Selasa, 24 Juni 2014

“PADUSAN” PERSPEKTIF ISLAM



“PADUSAN” PERSPEKTIF ISLAM
Dr. Muthoifin Walidem 

            Salah satu tradisi yang digandrungi dan selalu dapat ditebak keramaiannya menjelang puasa di bulan Ramadhan adalah tradisi Padusan.
            Ya, Padusan bagi sebagian masyarakat Jawa merupakan tradisi rutin yang dilakukan untuk menyambut datangnya bulan Ramadhan, dan dilaksanakan sehari menjelang tanggal 1 bulan Ramadan.
            Di wilayah Solo Raya ini, terdapat beberapa lokasi favorit bagi warga untuk menjalankan tradisi ini. Salah satu yang paling ramai adalah ritual Padusan di Umbul Ingas atau Umbul Cokro. Selain itu, tradisi padusan ini juga akrab dilakukan di beberapa daerah di Boyolali. Seperti di Umbul Pengging, Umbul Tlatar, Umbul Pantaran dan sejumlah lainnya di sekitar lereng Merbabu.
Tradisi padusan sendiri, konon dimulai sejak zaman Raden Ngabehi Yosodipuro I yang wafat tahun 1802. Kebiasaan itu kemudian diteruskan secara turun-temurun hingga sekarang. Karena menurut sebagian legenda, bahwa pemandian di Pengging itu sendiri merupakan pemandian para raja-raja dulu.

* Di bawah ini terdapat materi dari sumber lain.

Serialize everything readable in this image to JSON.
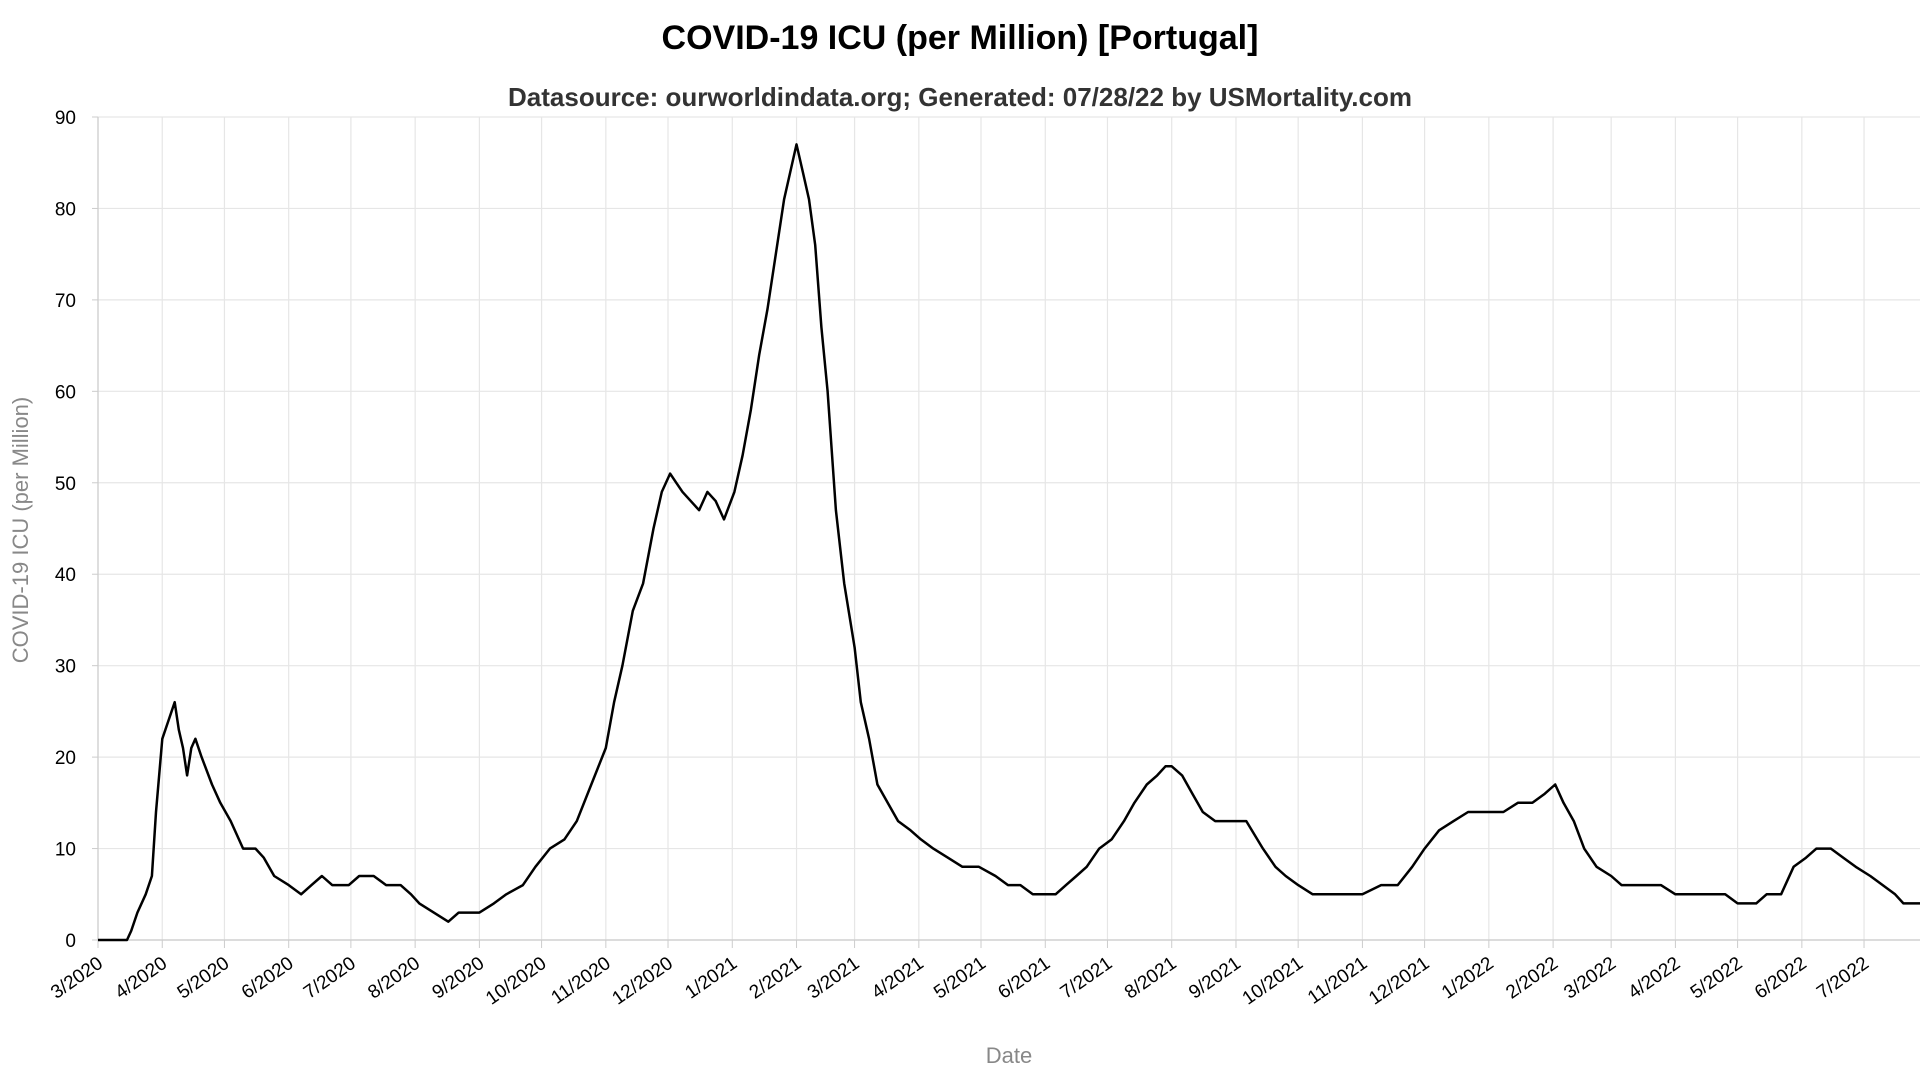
{
  "chart_data": {
    "type": "line",
    "title": "COVID-19 ICU (per Million) [Portugal]",
    "subtitle": "Datasource: ourworldindata.org; Generated: 07/28/22 by USMortality.com",
    "xlabel": "Date",
    "ylabel": "COVID-19 ICU (per Million)",
    "ylim": [
      0,
      90
    ],
    "y_ticks": [
      "0",
      "10",
      "20",
      "30",
      "40",
      "50",
      "60",
      "70",
      "80",
      "90"
    ],
    "x_range": [
      "2020-03-01",
      "2022-07-28"
    ],
    "x_ticks": [
      "3/2020",
      "4/2020",
      "5/2020",
      "6/2020",
      "7/2020",
      "8/2020",
      "9/2020",
      "10/2020",
      "11/2020",
      "12/2020",
      "1/2021",
      "2/2021",
      "3/2021",
      "4/2021",
      "5/2021",
      "6/2021",
      "7/2021",
      "8/2021",
      "9/2021",
      "10/2021",
      "11/2021",
      "12/2021",
      "1/2022",
      "2/2022",
      "3/2022",
      "4/2022",
      "5/2022",
      "6/2022",
      "7/2022"
    ],
    "grid": true,
    "line_color": "#000000",
    "series": [
      {
        "points": [
          [
            "2020-03-01",
            0
          ],
          [
            "2020-03-15",
            0
          ],
          [
            "2020-03-17",
            1
          ],
          [
            "2020-03-20",
            3
          ],
          [
            "2020-03-24",
            5
          ],
          [
            "2020-03-27",
            7
          ],
          [
            "2020-03-29",
            14
          ],
          [
            "2020-04-01",
            22
          ],
          [
            "2020-04-04",
            24
          ],
          [
            "2020-04-07",
            26
          ],
          [
            "2020-04-09",
            23
          ],
          [
            "2020-04-11",
            21
          ],
          [
            "2020-04-13",
            18
          ],
          [
            "2020-04-15",
            21
          ],
          [
            "2020-04-17",
            22
          ],
          [
            "2020-04-20",
            20
          ],
          [
            "2020-04-25",
            17
          ],
          [
            "2020-04-29",
            15
          ],
          [
            "2020-05-04",
            13
          ],
          [
            "2020-05-10",
            10
          ],
          [
            "2020-05-16",
            10
          ],
          [
            "2020-05-20",
            9
          ],
          [
            "2020-05-25",
            7
          ],
          [
            "2020-06-01",
            6
          ],
          [
            "2020-06-07",
            5
          ],
          [
            "2020-06-12",
            6
          ],
          [
            "2020-06-17",
            7
          ],
          [
            "2020-06-22",
            6
          ],
          [
            "2020-06-30",
            6
          ],
          [
            "2020-07-05",
            7
          ],
          [
            "2020-07-12",
            7
          ],
          [
            "2020-07-18",
            6
          ],
          [
            "2020-07-25",
            6
          ],
          [
            "2020-07-30",
            5
          ],
          [
            "2020-08-03",
            4
          ],
          [
            "2020-08-10",
            3
          ],
          [
            "2020-08-17",
            2
          ],
          [
            "2020-08-22",
            3
          ],
          [
            "2020-09-01",
            3
          ],
          [
            "2020-09-08",
            4
          ],
          [
            "2020-09-14",
            5
          ],
          [
            "2020-09-22",
            6
          ],
          [
            "2020-09-28",
            8
          ],
          [
            "2020-10-05",
            10
          ],
          [
            "2020-10-12",
            11
          ],
          [
            "2020-10-18",
            13
          ],
          [
            "2020-10-25",
            17
          ],
          [
            "2020-11-01",
            21
          ],
          [
            "2020-11-05",
            26
          ],
          [
            "2020-11-09",
            30
          ],
          [
            "2020-11-14",
            36
          ],
          [
            "2020-11-19",
            39
          ],
          [
            "2020-11-24",
            45
          ],
          [
            "2020-11-28",
            49
          ],
          [
            "2020-12-02",
            51
          ],
          [
            "2020-12-05",
            50
          ],
          [
            "2020-12-08",
            49
          ],
          [
            "2020-12-12",
            48
          ],
          [
            "2020-12-16",
            47
          ],
          [
            "2020-12-20",
            49
          ],
          [
            "2020-12-24",
            48
          ],
          [
            "2020-12-28",
            46
          ],
          [
            "2021-01-02",
            49
          ],
          [
            "2021-01-06",
            53
          ],
          [
            "2021-01-10",
            58
          ],
          [
            "2021-01-14",
            64
          ],
          [
            "2021-01-18",
            69
          ],
          [
            "2021-01-22",
            75
          ],
          [
            "2021-01-26",
            81
          ],
          [
            "2021-01-29",
            84
          ],
          [
            "2021-02-01",
            87
          ],
          [
            "2021-02-04",
            84
          ],
          [
            "2021-02-07",
            81
          ],
          [
            "2021-02-10",
            76
          ],
          [
            "2021-02-13",
            67
          ],
          [
            "2021-02-16",
            60
          ],
          [
            "2021-02-20",
            47
          ],
          [
            "2021-02-24",
            39
          ],
          [
            "2021-03-01",
            32
          ],
          [
            "2021-03-04",
            26
          ],
          [
            "2021-03-08",
            22
          ],
          [
            "2021-03-12",
            17
          ],
          [
            "2021-03-17",
            15
          ],
          [
            "2021-03-22",
            13
          ],
          [
            "2021-03-28",
            12
          ],
          [
            "2021-04-02",
            11
          ],
          [
            "2021-04-08",
            10
          ],
          [
            "2021-04-15",
            9
          ],
          [
            "2021-04-22",
            8
          ],
          [
            "2021-04-30",
            8
          ],
          [
            "2021-05-08",
            7
          ],
          [
            "2021-05-14",
            6
          ],
          [
            "2021-05-20",
            6
          ],
          [
            "2021-05-26",
            5
          ],
          [
            "2021-06-01",
            5
          ],
          [
            "2021-06-06",
            5
          ],
          [
            "2021-06-11",
            6
          ],
          [
            "2021-06-16",
            7
          ],
          [
            "2021-06-21",
            8
          ],
          [
            "2021-06-27",
            10
          ],
          [
            "2021-07-03",
            11
          ],
          [
            "2021-07-09",
            13
          ],
          [
            "2021-07-14",
            15
          ],
          [
            "2021-07-20",
            17
          ],
          [
            "2021-07-25",
            18
          ],
          [
            "2021-07-29",
            19
          ],
          [
            "2021-08-01",
            19
          ],
          [
            "2021-08-06",
            18
          ],
          [
            "2021-08-11",
            16
          ],
          [
            "2021-08-16",
            14
          ],
          [
            "2021-08-22",
            13
          ],
          [
            "2021-08-30",
            13
          ],
          [
            "2021-09-06",
            13
          ],
          [
            "2021-09-14",
            10
          ],
          [
            "2021-09-20",
            8
          ],
          [
            "2021-09-25",
            7
          ],
          [
            "2021-10-01",
            6
          ],
          [
            "2021-10-08",
            5
          ],
          [
            "2021-10-20",
            5
          ],
          [
            "2021-11-01",
            5
          ],
          [
            "2021-11-10",
            6
          ],
          [
            "2021-11-18",
            6
          ],
          [
            "2021-11-25",
            8
          ],
          [
            "2021-12-01",
            10
          ],
          [
            "2021-12-08",
            12
          ],
          [
            "2021-12-15",
            13
          ],
          [
            "2021-12-22",
            14
          ],
          [
            "2022-01-01",
            14
          ],
          [
            "2022-01-08",
            14
          ],
          [
            "2022-01-15",
            15
          ],
          [
            "2022-01-22",
            15
          ],
          [
            "2022-01-28",
            16
          ],
          [
            "2022-02-02",
            17
          ],
          [
            "2022-02-06",
            15
          ],
          [
            "2022-02-11",
            13
          ],
          [
            "2022-02-16",
            10
          ],
          [
            "2022-02-22",
            8
          ],
          [
            "2022-03-01",
            7
          ],
          [
            "2022-03-06",
            6
          ],
          [
            "2022-03-15",
            6
          ],
          [
            "2022-03-25",
            6
          ],
          [
            "2022-04-01",
            5
          ],
          [
            "2022-04-15",
            5
          ],
          [
            "2022-04-25",
            5
          ],
          [
            "2022-05-01",
            4
          ],
          [
            "2022-05-10",
            4
          ],
          [
            "2022-05-15",
            5
          ],
          [
            "2022-05-22",
            5
          ],
          [
            "2022-05-28",
            8
          ],
          [
            "2022-06-03",
            9
          ],
          [
            "2022-06-08",
            10
          ],
          [
            "2022-06-15",
            10
          ],
          [
            "2022-06-21",
            9
          ],
          [
            "2022-06-27",
            8
          ],
          [
            "2022-07-04",
            7
          ],
          [
            "2022-07-10",
            6
          ],
          [
            "2022-07-16",
            5
          ],
          [
            "2022-07-20",
            4
          ],
          [
            "2022-07-28",
            4
          ]
        ]
      }
    ]
  }
}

Sedangkan makna padusan. Sebagaimana yang pernah disampaikan Sesepuh abdi dalem Karaton Surakarta di Pengging: “ Bahwa makna padusan itu sendiri melambangkan tiga tahapan hidup manusia yang dipercayai oleh orang jawa. Dalam tahapannya itu diperlukan untuk bersuci diri, salah satunya yakni dengan padusan” (Anwar Hartanto, 76).
Ritual ini dilakukan dengan cara berendam di sejumlah umbul, sebagai tanda upaya menyucikan diri sehingga pantas menjalani puasa Ramadhan. Dan sudah menjadi tradisi, sejak zaman raja-raja dahulu, sampai sekarang dilestarikan oleh masyarakat.

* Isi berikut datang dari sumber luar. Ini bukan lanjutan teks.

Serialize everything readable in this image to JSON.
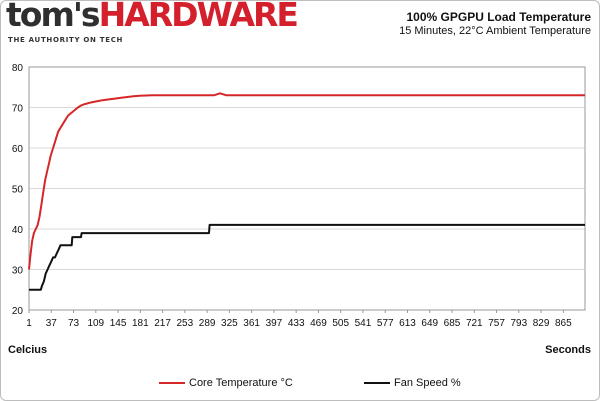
{
  "branding": {
    "logo_part1": "tom's",
    "logo_part2": "HARDWARE",
    "tagline": "THE AUTHORITY ON TECH"
  },
  "colors": {
    "brand_red": "#d4202c",
    "series_core": "#d62728",
    "series_fan": "#111111",
    "grid": "#d9d9d9"
  },
  "chart_data": {
    "type": "line",
    "title": "100% GPGPU Load Temperature",
    "subtitle": "15 Minutes, 22°C Ambient Temperature",
    "ylabel": "Celcius",
    "xlabel": "Seconds",
    "ylim": [
      20,
      80
    ],
    "yticks": [
      20,
      30,
      40,
      50,
      60,
      70,
      80
    ],
    "xlim": [
      1,
      900
    ],
    "xticks": [
      1,
      37,
      73,
      109,
      145,
      181,
      217,
      253,
      289,
      325,
      361,
      397,
      433,
      469,
      505,
      541,
      577,
      613,
      649,
      685,
      721,
      757,
      793,
      829,
      865
    ],
    "grid": "horizontal",
    "legend_position": "bottom",
    "series": [
      {
        "name": "Core Temperature °C",
        "points": [
          [
            1,
            30
          ],
          [
            3,
            33
          ],
          [
            6,
            37
          ],
          [
            9,
            39
          ],
          [
            12,
            40
          ],
          [
            15,
            41
          ],
          [
            18,
            43
          ],
          [
            21,
            46
          ],
          [
            24,
            49
          ],
          [
            27,
            52
          ],
          [
            30,
            54
          ],
          [
            33,
            56
          ],
          [
            36,
            58
          ],
          [
            40,
            60
          ],
          [
            44,
            62
          ],
          [
            48,
            64
          ],
          [
            52,
            65
          ],
          [
            56,
            66
          ],
          [
            60,
            67
          ],
          [
            64,
            68
          ],
          [
            68,
            68.5
          ],
          [
            72,
            69
          ],
          [
            76,
            69.5
          ],
          [
            80,
            70
          ],
          [
            85,
            70.5
          ],
          [
            90,
            70.8
          ],
          [
            95,
            71
          ],
          [
            100,
            71.2
          ],
          [
            110,
            71.5
          ],
          [
            120,
            71.8
          ],
          [
            130,
            72
          ],
          [
            140,
            72.2
          ],
          [
            150,
            72.4
          ],
          [
            160,
            72.6
          ],
          [
            170,
            72.8
          ],
          [
            180,
            72.9
          ],
          [
            200,
            73
          ],
          [
            300,
            73
          ],
          [
            310,
            73.5
          ],
          [
            320,
            73
          ],
          [
            900,
            73
          ]
        ]
      },
      {
        "name": "Fan Speed %",
        "points": [
          [
            1,
            25
          ],
          [
            20,
            25
          ],
          [
            22,
            26
          ],
          [
            25,
            27
          ],
          [
            28,
            29
          ],
          [
            31,
            30
          ],
          [
            34,
            31
          ],
          [
            37,
            32
          ],
          [
            40,
            33
          ],
          [
            43,
            33
          ],
          [
            46,
            34
          ],
          [
            49,
            35
          ],
          [
            52,
            36
          ],
          [
            55,
            36
          ],
          [
            70,
            36
          ],
          [
            71,
            38
          ],
          [
            85,
            38
          ],
          [
            86,
            39
          ],
          [
            292,
            39
          ],
          [
            293,
            41
          ],
          [
            900,
            41
          ]
        ]
      }
    ]
  }
}
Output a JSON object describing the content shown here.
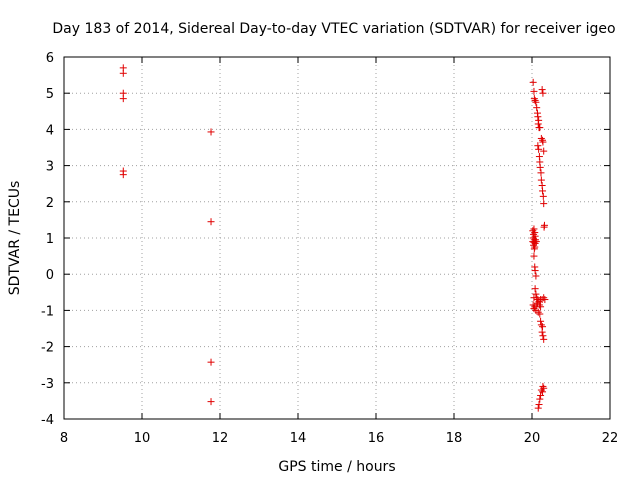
{
  "chart_data": {
    "type": "scatter",
    "title": "Day 183 of 2014, Sidereal Day-to-day VTEC variation (SDTVAR) for receiver igeo",
    "xlabel": "GPS time / hours",
    "ylabel": "SDTVAR / TECUs",
    "xlim": [
      8,
      22
    ],
    "ylim": [
      -4,
      6
    ],
    "xticks": [
      "8",
      "10",
      "12",
      "14",
      "16",
      "18",
      "20",
      "22"
    ],
    "yticks": [
      "-4",
      "-3",
      "-2",
      "-1",
      "0",
      "1",
      "2",
      "3",
      "4",
      "5",
      "6"
    ],
    "grid": true,
    "marker": "plus",
    "color": "#e00000",
    "series": [
      {
        "name": "SDTVAR",
        "points": [
          [
            9.52,
            5.7
          ],
          [
            9.52,
            5.55
          ],
          [
            9.52,
            5.0
          ],
          [
            9.52,
            4.85
          ],
          [
            9.52,
            2.85
          ],
          [
            9.52,
            2.75
          ],
          [
            11.77,
            3.93
          ],
          [
            11.77,
            1.45
          ],
          [
            11.77,
            -2.43
          ],
          [
            11.77,
            -3.52
          ],
          [
            20.03,
            5.3
          ],
          [
            20.05,
            5.05
          ],
          [
            20.06,
            4.85
          ],
          [
            20.08,
            4.8
          ],
          [
            20.1,
            4.75
          ],
          [
            20.12,
            4.6
          ],
          [
            20.14,
            4.45
          ],
          [
            20.15,
            4.35
          ],
          [
            20.17,
            4.25
          ],
          [
            20.16,
            4.15
          ],
          [
            20.18,
            4.05
          ],
          [
            20.2,
            4.05
          ],
          [
            20.24,
            3.75
          ],
          [
            20.27,
            3.7
          ],
          [
            20.28,
            3.65
          ],
          [
            20.26,
            5.1
          ],
          [
            20.28,
            5.0
          ],
          [
            20.15,
            3.55
          ],
          [
            20.17,
            3.45
          ],
          [
            20.19,
            3.25
          ],
          [
            20.2,
            3.1
          ],
          [
            20.21,
            2.95
          ],
          [
            20.23,
            2.8
          ],
          [
            20.24,
            2.6
          ],
          [
            20.26,
            2.45
          ],
          [
            20.27,
            2.3
          ],
          [
            20.29,
            2.15
          ],
          [
            20.3,
            1.95
          ],
          [
            20.3,
            3.4
          ],
          [
            20.32,
            1.35
          ],
          [
            20.31,
            1.3
          ],
          [
            20.02,
            1.2
          ],
          [
            20.05,
            1.25
          ],
          [
            20.07,
            1.15
          ],
          [
            20.04,
            1.1
          ],
          [
            20.08,
            1.05
          ],
          [
            20.03,
            1.0
          ],
          [
            20.06,
            0.95
          ],
          [
            20.09,
            0.95
          ],
          [
            20.02,
            0.9
          ],
          [
            20.05,
            0.88
          ],
          [
            20.08,
            0.85
          ],
          [
            20.11,
            0.9
          ],
          [
            20.04,
            0.8
          ],
          [
            20.07,
            0.75
          ],
          [
            20.06,
            0.7
          ],
          [
            20.05,
            0.5
          ],
          [
            20.07,
            0.2
          ],
          [
            20.08,
            0.1
          ],
          [
            20.1,
            -0.05
          ],
          [
            20.08,
            -0.4
          ],
          [
            20.1,
            -0.55
          ],
          [
            20.05,
            -0.65
          ],
          [
            20.12,
            -0.65
          ],
          [
            20.15,
            -0.7
          ],
          [
            20.18,
            -0.75
          ],
          [
            20.22,
            -0.7
          ],
          [
            20.26,
            -0.7
          ],
          [
            20.3,
            -0.65
          ],
          [
            20.33,
            -0.7
          ],
          [
            20.03,
            -0.85
          ],
          [
            20.07,
            -0.9
          ],
          [
            20.11,
            -0.85
          ],
          [
            20.14,
            -0.8
          ],
          [
            20.19,
            -0.85
          ],
          [
            20.05,
            -0.95
          ],
          [
            20.1,
            -1.0
          ],
          [
            20.16,
            -1.05
          ],
          [
            20.22,
            -0.9
          ],
          [
            20.2,
            -1.1
          ],
          [
            20.24,
            -1.4
          ],
          [
            20.27,
            -1.45
          ],
          [
            20.26,
            -1.6
          ],
          [
            20.28,
            -1.7
          ],
          [
            20.3,
            -1.8
          ],
          [
            20.22,
            -1.3
          ],
          [
            20.28,
            -3.1
          ],
          [
            20.3,
            -3.15
          ],
          [
            20.24,
            -3.2
          ],
          [
            20.27,
            -3.25
          ],
          [
            20.22,
            -3.35
          ],
          [
            20.2,
            -3.45
          ],
          [
            20.18,
            -3.6
          ],
          [
            20.16,
            -3.7
          ]
        ]
      }
    ]
  }
}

Bahkan ritual ini sudah dikemas begitu apiknya, untuk dijadikan sarana obyek wisata yang bisa meraup keuntungan besar. Karena masyarakat sekitar dan beberapa wilayah di Solo Raya setiap menjelang Ramadhan berbondong-bondang melakukan ritual tersebut.
Adapun teknikal sebelum acara ritual dimulai, dilakukan dulu kirab dari Sasana Kapujanggan Pengging menuju Umbul Ngabeyan yang ada di lokasi wisata Pengging.
Selanjutnya prosesi kirab Mas dan Mbak.  Keduanya duduk berdampingan, lalu dilakukan siraman dengan air kembang setaman yang sebelumnya dibacakan doa oleh pemimpin upacara adat.
Usai siraman menggunakan kembang setaman itu, Mas dan Mbak itu melakukan ritual “kungkum” di umbul, yang konon merupakan peninggalan PB X Keraton Surakarta.
Siraman atau padusan ini diartikan sebagai pembersihan diri dari segala kotoran sebelum menjalan ibadah puasa di bulan Ramadhan.
            Padusan sendiri selain ritual bersih-bersih. Ia juga merupakan gelaran “wisata” tahunan yang bisa dimanfaatkan untuk menjual sektor pariwisata. Dengan acara ini, bisa mendongkrak jumlah pengunjung, yang akhirnya bisa menambah pendapatan daerah.
Perspektif Islam
“Padusan” dalam terminologi Islam hampir mirip dengan mandi (الغسل). Mirip di sini bukan berarti sama, karena dua hal yang mirip itu belum tentu sama.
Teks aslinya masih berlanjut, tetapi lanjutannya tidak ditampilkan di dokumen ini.